Golias: Les corps sont aujourd’hui comme hier «sexualisés, genrés, racialisés, politisés». Votre travail de déconstruction des images par les images peut-il nous aider collectivement à relire notre rapport aux colonisés et à leurs descendants?
Nicolas Bancel: C’est ce que nous espérons. Nous constatons que le travail de l’antiracisme – nécessaire et souvent admirable – ne suffit manifestement pas, eu égard à la recrudescence du phénomène en Europe, mais aussi un peu partout dans le monde. Nous pensons que seules des opérations de déconstruction de l’histoire peuvent nous permettre de comprendre ce qui nous arrive, de comprendre ce par quoi nous sommes construits. Car, dans le cas qui nous occupe, nous touchons à l’intime, aux zones obscures de l’inconscient. L’horizon politique de l’ouvrage est effectivement celui d’une société véritablement postraciale, qui a mis à distance ses démons.
Golias: A titre personnel, ces quatre années de travail collectif colossal ont certainement marqué la personne et l’historien que vous êtes. Quel message plus personnel pourriez-vous nous transmettre, au-delà des polémiques et des caricatures dont on vous a affublés?
Nicolas Bancel: Une seule remarque: chaque chercheur travaille pour, comme le disait Foucault, se transformer. Ce livre m’a transformé car il m’a permis de comprendre énormément de choses sur des sujets sur lesquels je travaille pourtant depuis plus de vingt ans: l’esclavage, la colonisation et leurs suites contemporaines.

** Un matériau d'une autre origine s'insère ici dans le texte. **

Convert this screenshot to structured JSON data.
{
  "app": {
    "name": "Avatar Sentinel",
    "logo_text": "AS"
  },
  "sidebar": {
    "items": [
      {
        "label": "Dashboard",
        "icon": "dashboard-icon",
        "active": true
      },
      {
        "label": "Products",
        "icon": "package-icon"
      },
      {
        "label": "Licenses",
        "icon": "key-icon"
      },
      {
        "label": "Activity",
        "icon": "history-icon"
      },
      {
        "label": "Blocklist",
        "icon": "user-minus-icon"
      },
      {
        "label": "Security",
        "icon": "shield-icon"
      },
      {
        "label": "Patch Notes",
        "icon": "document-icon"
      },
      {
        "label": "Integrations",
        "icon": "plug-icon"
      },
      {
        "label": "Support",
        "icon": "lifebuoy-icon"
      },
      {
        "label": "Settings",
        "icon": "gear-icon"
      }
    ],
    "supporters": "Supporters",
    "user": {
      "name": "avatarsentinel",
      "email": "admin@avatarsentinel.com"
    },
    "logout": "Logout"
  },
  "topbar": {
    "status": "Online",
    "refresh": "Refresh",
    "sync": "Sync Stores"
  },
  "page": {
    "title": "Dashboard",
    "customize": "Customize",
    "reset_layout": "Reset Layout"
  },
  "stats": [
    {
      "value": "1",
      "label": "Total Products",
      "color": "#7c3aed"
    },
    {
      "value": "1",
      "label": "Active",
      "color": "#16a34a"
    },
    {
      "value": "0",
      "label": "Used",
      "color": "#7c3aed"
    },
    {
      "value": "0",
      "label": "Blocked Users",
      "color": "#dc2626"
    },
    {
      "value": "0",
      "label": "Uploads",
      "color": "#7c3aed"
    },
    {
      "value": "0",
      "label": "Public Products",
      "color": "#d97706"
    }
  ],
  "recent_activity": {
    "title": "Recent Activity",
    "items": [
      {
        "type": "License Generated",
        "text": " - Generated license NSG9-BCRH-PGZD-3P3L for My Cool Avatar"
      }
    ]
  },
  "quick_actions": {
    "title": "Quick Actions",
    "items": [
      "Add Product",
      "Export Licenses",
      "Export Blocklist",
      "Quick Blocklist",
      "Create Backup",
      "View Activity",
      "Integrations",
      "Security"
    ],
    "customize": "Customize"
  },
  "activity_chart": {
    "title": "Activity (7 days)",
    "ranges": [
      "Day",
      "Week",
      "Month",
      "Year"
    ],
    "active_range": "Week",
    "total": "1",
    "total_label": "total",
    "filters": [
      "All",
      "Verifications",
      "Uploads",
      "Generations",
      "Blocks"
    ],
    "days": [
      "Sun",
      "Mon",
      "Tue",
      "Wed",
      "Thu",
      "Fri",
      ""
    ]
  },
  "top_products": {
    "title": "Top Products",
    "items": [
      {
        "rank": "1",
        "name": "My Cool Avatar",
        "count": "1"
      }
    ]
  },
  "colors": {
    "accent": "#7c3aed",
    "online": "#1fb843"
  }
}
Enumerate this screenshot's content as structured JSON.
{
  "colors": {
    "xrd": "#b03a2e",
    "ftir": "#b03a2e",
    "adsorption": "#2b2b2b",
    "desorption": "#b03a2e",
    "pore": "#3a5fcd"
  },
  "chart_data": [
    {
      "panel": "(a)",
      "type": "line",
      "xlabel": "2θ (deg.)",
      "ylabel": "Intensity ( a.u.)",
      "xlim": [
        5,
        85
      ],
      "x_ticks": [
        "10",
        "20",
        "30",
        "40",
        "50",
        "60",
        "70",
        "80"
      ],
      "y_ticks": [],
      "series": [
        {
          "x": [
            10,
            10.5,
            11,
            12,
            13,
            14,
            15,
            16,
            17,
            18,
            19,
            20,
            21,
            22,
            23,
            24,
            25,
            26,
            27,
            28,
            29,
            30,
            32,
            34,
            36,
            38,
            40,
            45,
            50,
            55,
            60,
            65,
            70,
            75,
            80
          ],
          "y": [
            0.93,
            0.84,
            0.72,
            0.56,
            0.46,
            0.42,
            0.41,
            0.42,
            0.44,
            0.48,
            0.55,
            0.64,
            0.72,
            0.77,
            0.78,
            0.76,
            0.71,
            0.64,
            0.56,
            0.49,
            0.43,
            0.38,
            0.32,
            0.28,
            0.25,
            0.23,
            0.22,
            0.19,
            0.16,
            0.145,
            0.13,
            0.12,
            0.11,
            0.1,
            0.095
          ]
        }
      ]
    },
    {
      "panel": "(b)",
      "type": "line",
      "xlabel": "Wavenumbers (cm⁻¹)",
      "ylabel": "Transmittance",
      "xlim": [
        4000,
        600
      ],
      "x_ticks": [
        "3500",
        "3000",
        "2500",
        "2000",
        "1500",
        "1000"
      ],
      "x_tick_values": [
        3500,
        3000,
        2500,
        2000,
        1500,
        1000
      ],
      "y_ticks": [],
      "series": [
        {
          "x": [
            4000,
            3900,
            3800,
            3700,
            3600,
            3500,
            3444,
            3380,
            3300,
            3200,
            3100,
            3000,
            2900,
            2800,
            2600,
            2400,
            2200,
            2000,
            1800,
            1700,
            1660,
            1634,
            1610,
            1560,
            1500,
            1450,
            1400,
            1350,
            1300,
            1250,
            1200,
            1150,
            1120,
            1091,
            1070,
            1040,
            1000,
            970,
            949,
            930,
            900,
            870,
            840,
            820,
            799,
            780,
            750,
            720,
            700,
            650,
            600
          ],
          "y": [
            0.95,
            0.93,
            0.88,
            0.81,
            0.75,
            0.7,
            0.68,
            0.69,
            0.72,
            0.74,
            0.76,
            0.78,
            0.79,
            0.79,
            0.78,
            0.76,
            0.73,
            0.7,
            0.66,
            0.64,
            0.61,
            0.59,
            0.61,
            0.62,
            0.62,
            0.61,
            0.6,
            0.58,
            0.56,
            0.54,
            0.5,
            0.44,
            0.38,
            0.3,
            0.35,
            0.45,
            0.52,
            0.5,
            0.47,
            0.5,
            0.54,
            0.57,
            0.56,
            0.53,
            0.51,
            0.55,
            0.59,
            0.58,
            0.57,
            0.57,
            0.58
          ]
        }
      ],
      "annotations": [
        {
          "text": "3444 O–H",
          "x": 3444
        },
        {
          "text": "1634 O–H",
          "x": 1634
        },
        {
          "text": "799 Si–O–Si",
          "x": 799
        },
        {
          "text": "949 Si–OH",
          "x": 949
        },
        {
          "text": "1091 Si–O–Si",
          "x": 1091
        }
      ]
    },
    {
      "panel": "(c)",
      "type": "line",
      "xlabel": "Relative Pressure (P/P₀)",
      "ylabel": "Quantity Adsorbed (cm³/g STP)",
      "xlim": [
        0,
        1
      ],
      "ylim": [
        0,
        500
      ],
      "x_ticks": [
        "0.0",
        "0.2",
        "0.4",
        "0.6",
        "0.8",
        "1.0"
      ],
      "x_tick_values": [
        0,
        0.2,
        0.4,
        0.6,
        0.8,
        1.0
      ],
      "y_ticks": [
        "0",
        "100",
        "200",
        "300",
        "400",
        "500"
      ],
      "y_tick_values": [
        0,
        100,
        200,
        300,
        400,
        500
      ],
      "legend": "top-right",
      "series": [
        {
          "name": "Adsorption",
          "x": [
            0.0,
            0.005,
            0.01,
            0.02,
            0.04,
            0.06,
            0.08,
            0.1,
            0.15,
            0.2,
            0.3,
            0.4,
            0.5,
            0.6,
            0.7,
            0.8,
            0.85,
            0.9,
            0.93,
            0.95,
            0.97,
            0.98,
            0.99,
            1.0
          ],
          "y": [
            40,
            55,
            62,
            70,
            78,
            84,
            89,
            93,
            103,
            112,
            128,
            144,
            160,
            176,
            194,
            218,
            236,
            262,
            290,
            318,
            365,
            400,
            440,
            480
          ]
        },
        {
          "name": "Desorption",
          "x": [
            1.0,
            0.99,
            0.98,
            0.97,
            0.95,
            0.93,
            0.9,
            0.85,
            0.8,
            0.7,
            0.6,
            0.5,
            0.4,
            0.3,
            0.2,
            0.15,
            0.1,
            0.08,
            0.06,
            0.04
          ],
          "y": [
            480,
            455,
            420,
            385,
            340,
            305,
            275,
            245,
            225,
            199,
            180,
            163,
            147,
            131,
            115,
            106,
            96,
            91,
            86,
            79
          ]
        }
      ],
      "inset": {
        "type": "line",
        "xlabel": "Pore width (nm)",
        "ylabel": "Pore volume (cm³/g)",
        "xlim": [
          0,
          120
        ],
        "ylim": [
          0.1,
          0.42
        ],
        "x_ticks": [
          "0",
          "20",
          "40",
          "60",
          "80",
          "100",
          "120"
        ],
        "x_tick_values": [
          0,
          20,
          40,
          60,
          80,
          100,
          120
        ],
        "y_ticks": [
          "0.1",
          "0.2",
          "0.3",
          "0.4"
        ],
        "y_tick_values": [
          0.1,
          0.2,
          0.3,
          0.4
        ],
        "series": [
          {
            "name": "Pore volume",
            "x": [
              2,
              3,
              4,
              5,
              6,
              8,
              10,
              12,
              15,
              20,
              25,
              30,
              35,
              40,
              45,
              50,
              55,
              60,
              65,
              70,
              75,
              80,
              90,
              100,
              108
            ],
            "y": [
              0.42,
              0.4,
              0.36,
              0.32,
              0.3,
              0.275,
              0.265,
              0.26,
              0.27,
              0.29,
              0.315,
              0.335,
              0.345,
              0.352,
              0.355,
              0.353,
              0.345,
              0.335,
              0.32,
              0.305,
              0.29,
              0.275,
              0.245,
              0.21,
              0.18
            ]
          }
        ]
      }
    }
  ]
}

Je dirais donc: lisez le livre. Prenez le risque de vous plonger dans cette longue histoire, ces univers déstabilisants qui vont l’esclavage jusqu’à nos jours. Prenez le risque d’affronter intimement ce passé, ces images, faites-en un objet de savoir qui pourra vous aider à mieux comprendre ce que nous vivons, et, peut-être, qui vous êtes.